The final step is to combine what we got for powers of 2 and powers of 3. We want something that's $1$ mod $2$ and $712$ mod $2187$; final answer $2899\mod 4374$.
My first-run answer doesn't match. Time to check it... Spreadsheet-aided checking found the error, marked in red (1101 by initial calculation, leading to $3025$ final answer). Recalculating from there forward... OK, got it now.

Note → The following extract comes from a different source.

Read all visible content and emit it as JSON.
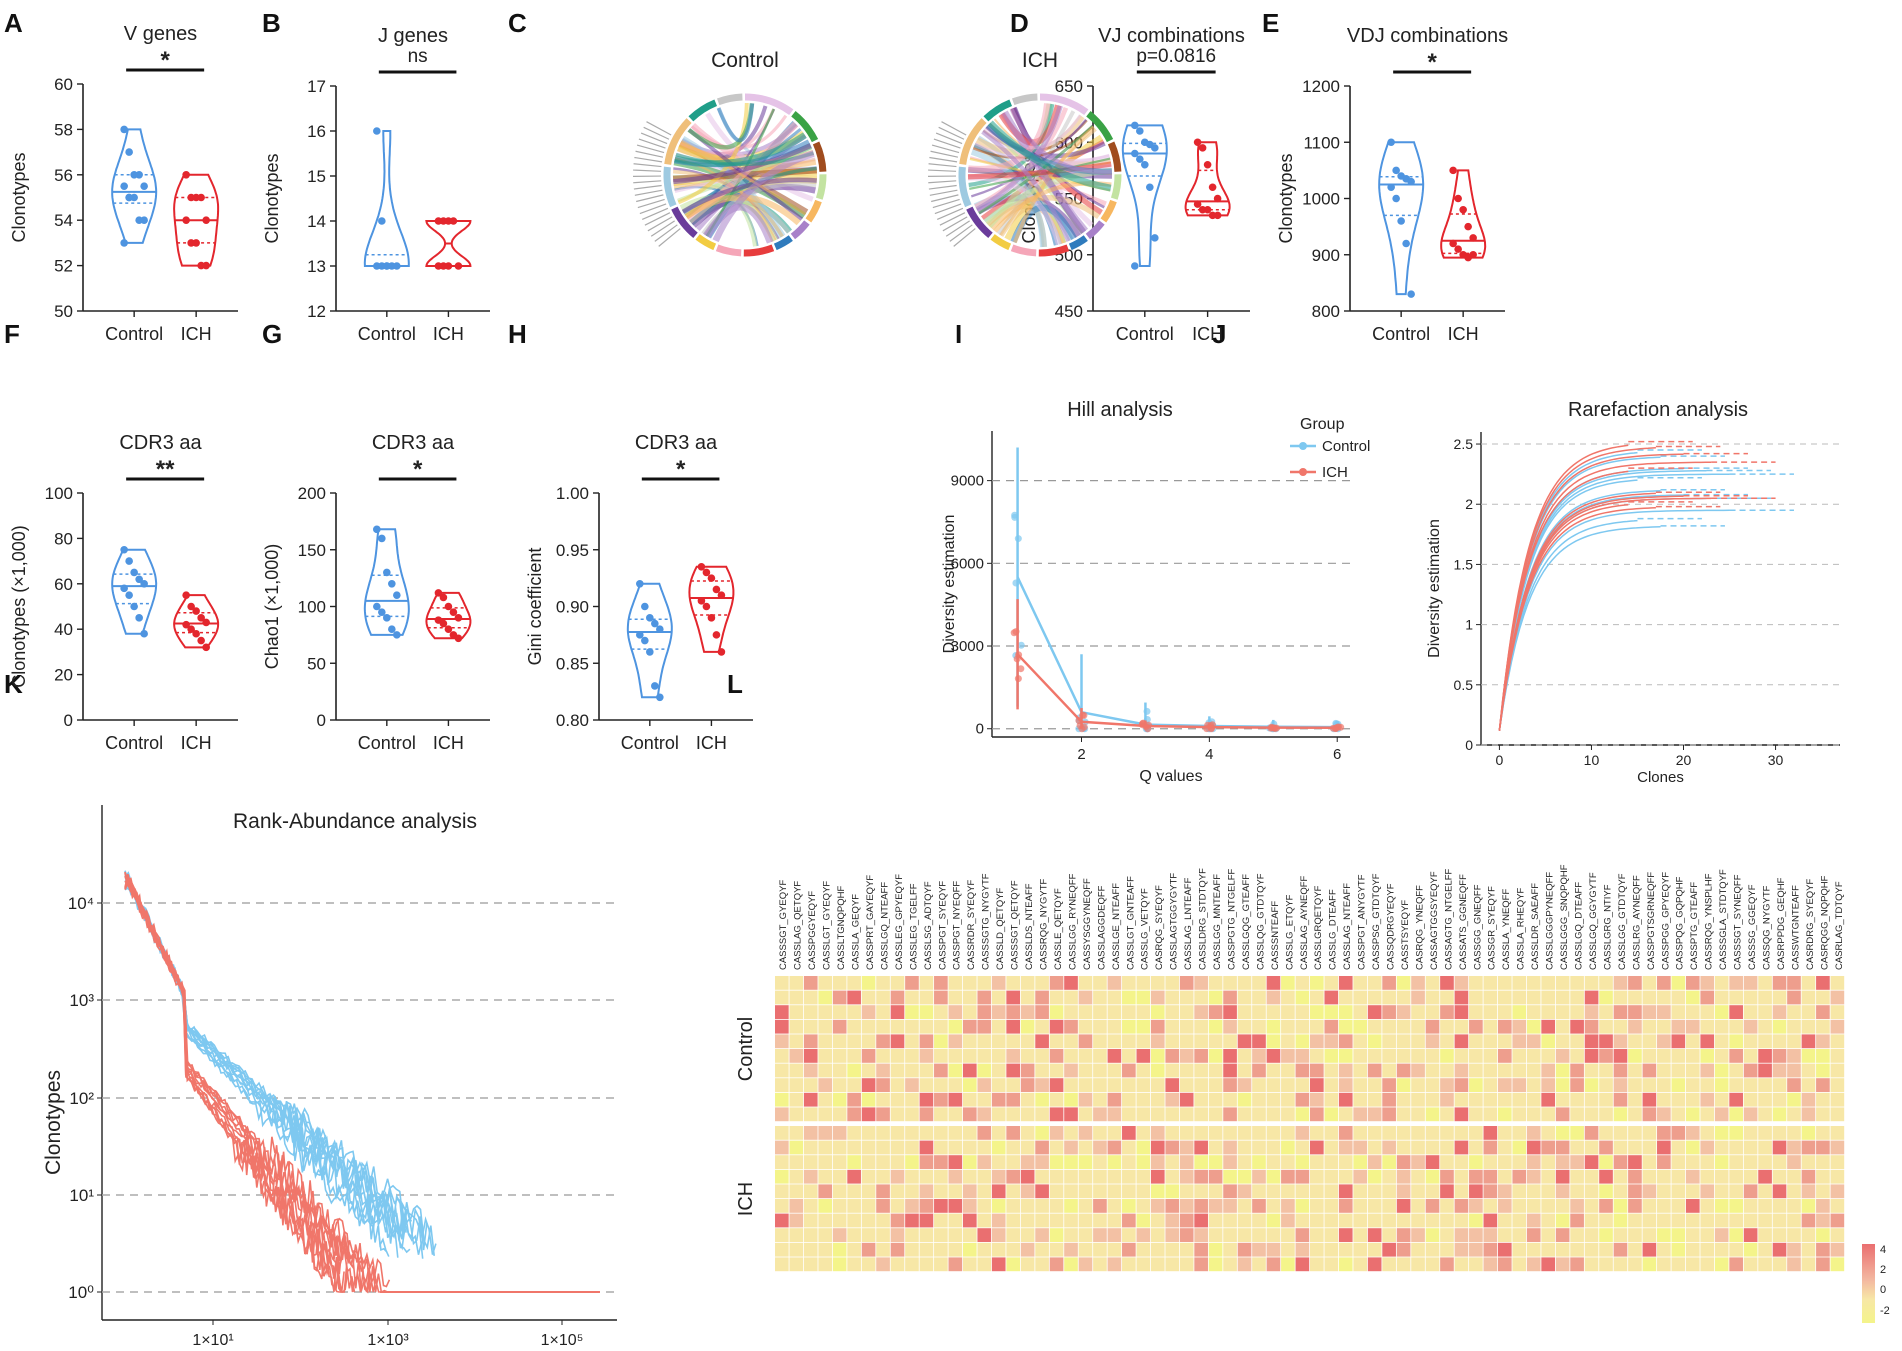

While the work involved in doing this by hand isn't too hard, it's so long that it's really easy to make an arithmetic mistake leading to a wrong answer. I wouldn't recommend it without at least machine-checking the various arithmetic pieces. No particularly sophisticated tools are needed for that, at least.